Let me explain, or rather let’s try and make sense of the following problem:
Mr J cannot avoid going from A to B because this is the only way to continue the rest of his journey.
Between B and C, Mr J cannot be on his original flight because it is cancelled and no one can leave C.
Question: How is Mr J going to reach D?
If you answered Mr J is rebooked on a direct flight between B and D so to avoid C:
This would have made sense but is not the right answer.
If you answered that Mr J is rebooked from B to a new destination E to then be routed to D so to avoid C:
The correct answer is: Mr J is rebooked from B to C knowing full well he will be stranded in C, then rebooked after much negotiation to go from C to F so D could be reached.
Does this make sense to anyone?
Does Customer Service Agent 1 realise that by solving the initial issue he has created a new one for Customer Service Agent 2, who, the day after, will have a much bigger problem on his hands, i.e. a seriously unhappy (and tired) Mr J? I am not sure…

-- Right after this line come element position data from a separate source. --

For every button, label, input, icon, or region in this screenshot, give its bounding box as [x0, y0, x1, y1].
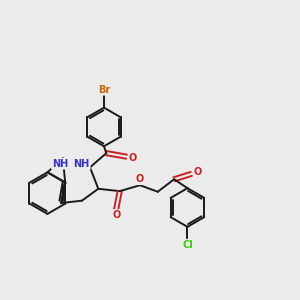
Text: Br: Br [98, 85, 110, 95]
Text: O: O [194, 167, 202, 176]
Text: O: O [136, 174, 144, 184]
Text: Cl: Cl [182, 240, 193, 250]
Text: NH: NH [74, 159, 90, 170]
Text: O: O [129, 153, 137, 163]
Text: NH: NH [52, 159, 68, 169]
Text: O: O [112, 210, 120, 220]
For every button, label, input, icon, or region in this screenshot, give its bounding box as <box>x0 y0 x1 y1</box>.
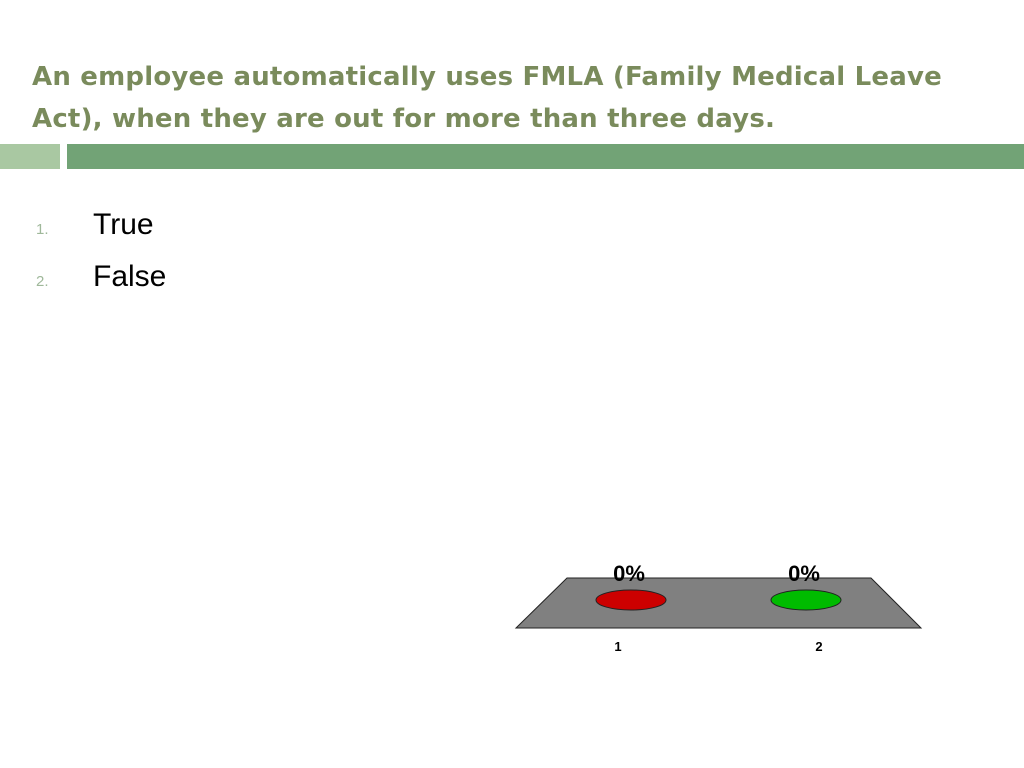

What I am sure of, however, is that this “adventure” is symptomatic of how many companies approach problem solving today: let’s address the immediate issue, we will then deal with the next one later when it presents itself.
The bigger picture, the ultimate goal, the full solution: many do not look at it even though it is what businesses must focus on. After all, customer satisfaction is what makes you stay in the game.